On les a vus arriver au crépuscule. Ils marchent lentement, les yeux grand ouvert ou bien à demi-clos. Les précédant, des enfants du village courent et crient de joie. Pareils aux anges, ils apportent la bonne nouvelle à Saint-Jean. Des pèlerins, des pèlerins, répètent-ils, et les gens sortent de leurs maisons, commentent l’arrivée inattendue des voyageurs, puis s’animent tout à fait pour qu’au pied de la montagne, aucun pèlerin ne soit laissé sans secours. Il faut faire vite, car le soleil commence de décliner. Les montagnes rosissent.
Elle a suivi ses parents sur le pas de la porte. Elle voudrait courir avec les enfants, et prendre sa part de cette innocence bruyante et accueillante. Son père, cependant, le lui interdirait. Il est de ces hommes que la fortune a choisis, et que les villageois écoutent. Cependant, comme il va lui-même vers les étrangers, elle prend la décision de le suivre. Elle a gardé dans la main un quignon de pain, car c’est l’heure du souper. Mais ce repas a désormais quelque chose de lointain, de futile presque, car la rencontre avec les pèlerins revêt un caractère fantastique.
Les voyageurs se sont arrêtés au milieu de la grande rue. On l’appelle comme cela, non à cause de ses dimensions, mais parce qu’y transitent tout homme, toute bête, toute marchandise, dont la destination finale est le plus souvent une grande localité du nord ou du sud, et rarement Saint-Jean-Pied-de-Port elle-même. Il est donc naturel que les pèlerins suivent la trace de ceux et celles qui, mus par la nécessité économique et non religieuse, viennent ici avant de traverser les monts. Les prêtres de la cité se sont approchés et commencent un chant de prière. Les pèlerins le reprennent avec eux.
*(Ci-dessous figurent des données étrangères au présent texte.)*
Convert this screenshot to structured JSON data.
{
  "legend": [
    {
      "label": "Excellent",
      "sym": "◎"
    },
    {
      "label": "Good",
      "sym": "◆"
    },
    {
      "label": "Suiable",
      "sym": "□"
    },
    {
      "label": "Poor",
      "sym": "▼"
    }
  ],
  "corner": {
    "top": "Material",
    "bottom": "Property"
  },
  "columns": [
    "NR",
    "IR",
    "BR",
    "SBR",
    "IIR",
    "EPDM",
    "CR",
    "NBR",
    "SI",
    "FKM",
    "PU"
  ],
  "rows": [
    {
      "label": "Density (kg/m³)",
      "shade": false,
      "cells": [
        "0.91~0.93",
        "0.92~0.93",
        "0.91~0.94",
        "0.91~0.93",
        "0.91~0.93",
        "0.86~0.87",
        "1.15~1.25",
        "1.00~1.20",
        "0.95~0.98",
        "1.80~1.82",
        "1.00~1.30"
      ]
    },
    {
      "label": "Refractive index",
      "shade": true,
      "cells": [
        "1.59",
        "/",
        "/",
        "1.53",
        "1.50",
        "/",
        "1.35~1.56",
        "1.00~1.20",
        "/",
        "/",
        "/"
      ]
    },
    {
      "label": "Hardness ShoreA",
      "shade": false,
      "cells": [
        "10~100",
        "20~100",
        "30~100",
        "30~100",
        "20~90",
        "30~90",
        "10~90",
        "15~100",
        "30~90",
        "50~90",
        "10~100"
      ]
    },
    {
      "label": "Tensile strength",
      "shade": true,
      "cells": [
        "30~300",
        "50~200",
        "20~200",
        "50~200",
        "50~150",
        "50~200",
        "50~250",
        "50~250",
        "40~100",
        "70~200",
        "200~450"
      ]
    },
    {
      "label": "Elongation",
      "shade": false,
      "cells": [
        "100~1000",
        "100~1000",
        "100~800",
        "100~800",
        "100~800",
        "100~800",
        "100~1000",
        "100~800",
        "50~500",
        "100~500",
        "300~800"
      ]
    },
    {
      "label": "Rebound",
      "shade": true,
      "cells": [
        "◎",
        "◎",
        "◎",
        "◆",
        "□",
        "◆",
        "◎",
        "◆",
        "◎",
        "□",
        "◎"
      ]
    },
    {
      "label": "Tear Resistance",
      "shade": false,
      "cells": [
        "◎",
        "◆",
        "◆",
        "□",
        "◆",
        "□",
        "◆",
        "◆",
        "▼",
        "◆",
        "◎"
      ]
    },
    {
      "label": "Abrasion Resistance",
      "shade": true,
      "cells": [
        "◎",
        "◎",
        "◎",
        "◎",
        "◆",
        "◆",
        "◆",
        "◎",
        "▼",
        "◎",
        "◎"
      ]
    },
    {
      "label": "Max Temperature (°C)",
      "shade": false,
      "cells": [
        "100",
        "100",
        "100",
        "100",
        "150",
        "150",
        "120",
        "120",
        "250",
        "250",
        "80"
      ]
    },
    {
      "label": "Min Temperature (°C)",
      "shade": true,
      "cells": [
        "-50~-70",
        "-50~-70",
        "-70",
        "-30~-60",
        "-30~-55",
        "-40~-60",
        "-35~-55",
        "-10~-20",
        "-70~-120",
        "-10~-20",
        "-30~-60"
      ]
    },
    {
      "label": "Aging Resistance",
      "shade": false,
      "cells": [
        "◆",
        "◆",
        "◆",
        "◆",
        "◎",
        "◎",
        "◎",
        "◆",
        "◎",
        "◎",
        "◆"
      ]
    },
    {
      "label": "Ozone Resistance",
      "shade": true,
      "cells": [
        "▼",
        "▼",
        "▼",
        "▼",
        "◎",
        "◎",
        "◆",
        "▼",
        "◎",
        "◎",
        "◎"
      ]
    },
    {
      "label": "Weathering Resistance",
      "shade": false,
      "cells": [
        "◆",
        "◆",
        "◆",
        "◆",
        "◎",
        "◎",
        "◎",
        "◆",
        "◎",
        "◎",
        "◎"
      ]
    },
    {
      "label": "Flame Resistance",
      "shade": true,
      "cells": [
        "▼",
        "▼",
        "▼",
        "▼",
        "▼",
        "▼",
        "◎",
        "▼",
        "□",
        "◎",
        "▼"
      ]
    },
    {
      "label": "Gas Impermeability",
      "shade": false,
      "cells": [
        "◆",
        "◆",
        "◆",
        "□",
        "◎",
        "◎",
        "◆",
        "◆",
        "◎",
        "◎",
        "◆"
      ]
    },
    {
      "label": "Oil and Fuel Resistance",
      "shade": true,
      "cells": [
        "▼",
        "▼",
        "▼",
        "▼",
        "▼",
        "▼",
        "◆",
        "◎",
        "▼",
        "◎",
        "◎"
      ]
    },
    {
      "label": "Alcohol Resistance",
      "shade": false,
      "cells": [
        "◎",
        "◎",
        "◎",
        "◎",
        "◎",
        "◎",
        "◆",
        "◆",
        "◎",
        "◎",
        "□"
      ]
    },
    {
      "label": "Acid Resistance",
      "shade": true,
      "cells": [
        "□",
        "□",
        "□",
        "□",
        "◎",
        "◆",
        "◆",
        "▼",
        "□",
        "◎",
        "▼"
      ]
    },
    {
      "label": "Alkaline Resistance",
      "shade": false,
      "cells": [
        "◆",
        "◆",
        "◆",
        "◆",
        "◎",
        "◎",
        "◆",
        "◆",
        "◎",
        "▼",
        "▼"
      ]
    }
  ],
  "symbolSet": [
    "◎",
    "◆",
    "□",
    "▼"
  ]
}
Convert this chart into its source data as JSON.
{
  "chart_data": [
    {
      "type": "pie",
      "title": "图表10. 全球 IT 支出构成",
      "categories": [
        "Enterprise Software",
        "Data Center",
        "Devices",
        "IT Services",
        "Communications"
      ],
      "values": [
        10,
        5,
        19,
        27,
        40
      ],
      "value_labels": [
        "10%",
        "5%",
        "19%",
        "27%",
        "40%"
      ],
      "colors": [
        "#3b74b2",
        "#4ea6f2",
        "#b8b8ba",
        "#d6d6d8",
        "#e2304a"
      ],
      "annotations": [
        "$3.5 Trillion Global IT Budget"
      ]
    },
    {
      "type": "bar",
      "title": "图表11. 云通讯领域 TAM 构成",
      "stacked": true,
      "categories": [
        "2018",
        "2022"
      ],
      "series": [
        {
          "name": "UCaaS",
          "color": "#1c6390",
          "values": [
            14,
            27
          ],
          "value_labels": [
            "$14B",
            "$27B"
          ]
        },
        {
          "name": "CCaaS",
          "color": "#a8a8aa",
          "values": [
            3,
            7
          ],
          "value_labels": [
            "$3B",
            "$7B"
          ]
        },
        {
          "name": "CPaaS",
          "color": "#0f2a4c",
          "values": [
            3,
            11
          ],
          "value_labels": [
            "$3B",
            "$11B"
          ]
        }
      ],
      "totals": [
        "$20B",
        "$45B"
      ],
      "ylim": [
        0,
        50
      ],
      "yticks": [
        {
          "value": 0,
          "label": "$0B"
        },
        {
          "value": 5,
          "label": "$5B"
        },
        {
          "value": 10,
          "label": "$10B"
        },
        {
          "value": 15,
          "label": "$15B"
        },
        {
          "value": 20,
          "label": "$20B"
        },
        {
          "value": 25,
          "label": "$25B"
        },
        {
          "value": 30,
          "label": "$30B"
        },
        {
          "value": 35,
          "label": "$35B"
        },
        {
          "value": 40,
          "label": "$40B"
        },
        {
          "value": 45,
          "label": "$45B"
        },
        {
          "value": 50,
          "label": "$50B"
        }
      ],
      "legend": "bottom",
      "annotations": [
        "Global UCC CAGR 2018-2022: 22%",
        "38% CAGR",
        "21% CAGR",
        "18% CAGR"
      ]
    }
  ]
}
Comme d’autres hommes du village, le père a proposé l’hospitalité aux pèlerins. Sur le chemin de sa maison, la jeune fille se tient derrière les hôtes, qui eux-mêmes suivent le père. Aucune parole n’est échangée. Pour cause, l’idiome que parlent ces gens n’est pas le même que celui de ces montagnes. Les gestes et les regards expriment la reconnaissance pour le don simple du pain, de la viande cuite et de la bouillie de légumes. Pour la couche, on dispose un peu de paille fraîche sur le sol de terre battue. On se dit des mots qui restent inconnus, et qui doivent signifier : passez une bonne nuit, ou bien merci.
Tandis que l’âtre flamboie et que les respirations s’apaisent, que les consciences s’évadent vers des mondes qui seront oubliés dès l’aube, la jeune fille demeure éveillée. Son regard scrute son double : une jeune pèlerine de treize, quatorze ans peut-être, à la peau cuivrée et aux cheveux étrangement blonds. La jeune fille essaie de percer le secrets de ces yeux sur elle fixés : les chemins de plaine et ceux de montagne, les forêts sombres et les sous-bois clairs, les villages silencieux et les grouillantes bourgades. Les mots manquent, et le sommeil l’emporte.
Aux côtés de sa mère, la jeune fille prépare un morceau de pain, un autre de fromage et va emplir une outre d’eau. Dans l’aube froide et humide, les voyageurs s’apprêtent à repartir, et les villageois vaquent à leurs activités. Une arrivée est un événement, un départ est le retour à la norme. La jeune fille a tendu son offrande à son double, et désormais son cœur bondit. Tant de fois elle a voulu suivre ces hommes et ces femmes, venus de l’inconnu et y retournant, comme elle a tenté, quelque semaines auparavant de monter aux alpages en compagnie des bergers.
Passé la crête, il est un monde dont elle a entendu parler. Des marchands ont décrit un grand plateau sec, et une route infinie que longe la mer. Des pèlerins s’en revenant pleuraient d’avoir apposé les mains sur le tombeau d’un saint. Lorsque les voyageurs quittent Saint-Jean, la jeune fille les suit, jusqu’aux limites de la ville, puis elle les observe s’éloigner. Ces espérances lui sont proscrites. À peine se console-t-elle de ce que celle qui lui ressemble tant marche à présent vers cet ailleurs qu’elle désire tant. Soudain, l’orage éclate. La montagne la rappelle.